Figure 1: Inversion algorithm that uses the new model for assessment of rock properties

 

Model Verification

The reliability of the proposed method is tested on synthetic and actual rock samples covering a wide range of rock properties. Figure 2 compares the electrical conductivity calculated using the introduced method and the Waxman-Smits model against the actual electrical conductivity of synthetic and actual samples, respectively. The new model decreased the errors in estimates of electrical conductivity from 74.6% to 29.7% and from 71.5% and 21.3% in actual and synthetic rock samples, respectively.

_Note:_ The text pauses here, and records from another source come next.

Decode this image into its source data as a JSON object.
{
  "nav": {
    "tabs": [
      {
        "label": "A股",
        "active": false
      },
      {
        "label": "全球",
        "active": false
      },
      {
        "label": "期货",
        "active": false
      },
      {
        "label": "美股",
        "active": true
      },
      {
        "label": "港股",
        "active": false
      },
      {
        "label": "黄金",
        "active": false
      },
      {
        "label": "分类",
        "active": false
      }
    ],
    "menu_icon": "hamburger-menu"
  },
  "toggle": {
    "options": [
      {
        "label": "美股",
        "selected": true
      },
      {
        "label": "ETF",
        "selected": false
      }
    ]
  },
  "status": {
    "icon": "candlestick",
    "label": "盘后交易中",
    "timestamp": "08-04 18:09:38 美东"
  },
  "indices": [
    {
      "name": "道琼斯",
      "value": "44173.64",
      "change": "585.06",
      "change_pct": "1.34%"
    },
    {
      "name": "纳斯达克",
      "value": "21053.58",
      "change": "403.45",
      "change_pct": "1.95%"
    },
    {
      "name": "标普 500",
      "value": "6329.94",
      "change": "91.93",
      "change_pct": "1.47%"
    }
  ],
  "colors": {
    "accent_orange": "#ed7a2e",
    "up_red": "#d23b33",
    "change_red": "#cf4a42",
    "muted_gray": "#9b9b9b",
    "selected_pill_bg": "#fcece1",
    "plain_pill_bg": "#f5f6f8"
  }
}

Figure 2: Electrical conductivity calculated using the introduced method and the Waxman-Smits model against the actual electrical conductivity of (a) synthetic and (b) actual samples, respectively.

CONCLUSIONS

In previous reports, we showed that rock fabric (directional connectivity and spatial distribution of rock components) and geochemistry significantly affect electrical properties of organic-rich mudrocks. In this reporting period, we used our introduced directional connectivity parameter for developing a new rock physics model that incorporates spatial distribution of kerogen network as well as other rock components and their electrical properties (which can be a function of thermal maturity) in interpretation of electrical measurements. We applied the introduced method to several synthetic and actual pore-scale images of organic-rich mudrocks. The results of numerical simulations showed that the sensitivity of electrical conductivity to spatial distribution of conductive components such as pyrite and kerogen, can be significant, depending on their volumetric concentration and electrical properties, which can vary as a function of thermal maturity (quantified through experimental work in the previous report). Experimental results of this project also suggest that wettability of kerogen can be altered as a function of thermal maturity, which can significantly affect electrical properties of organic-rich mudrocks. If saline water can be proven to occupy the organic pores, the effective conductivity of the kerogen can significantly increase. Furthermore, the amount of graphite within kerogen can increase its electrical conductivity and lead to a more significant influence of kerogen on the electrical properties of the rock. The developed model in this project can be used not only for assessment of spatial distribution of kerogen (in the case of high thermal maturity), but also for assessment of other rock properties such as water saturation. For instance, comparison of the introduced method against conventional Waxman-Smits model showed that the error in water saturation estimates could be decreased by up to 35% when spatial distribution of all the conductive components (e.g., pyrite, clay, and kerogen) was taken into account in the introduced method.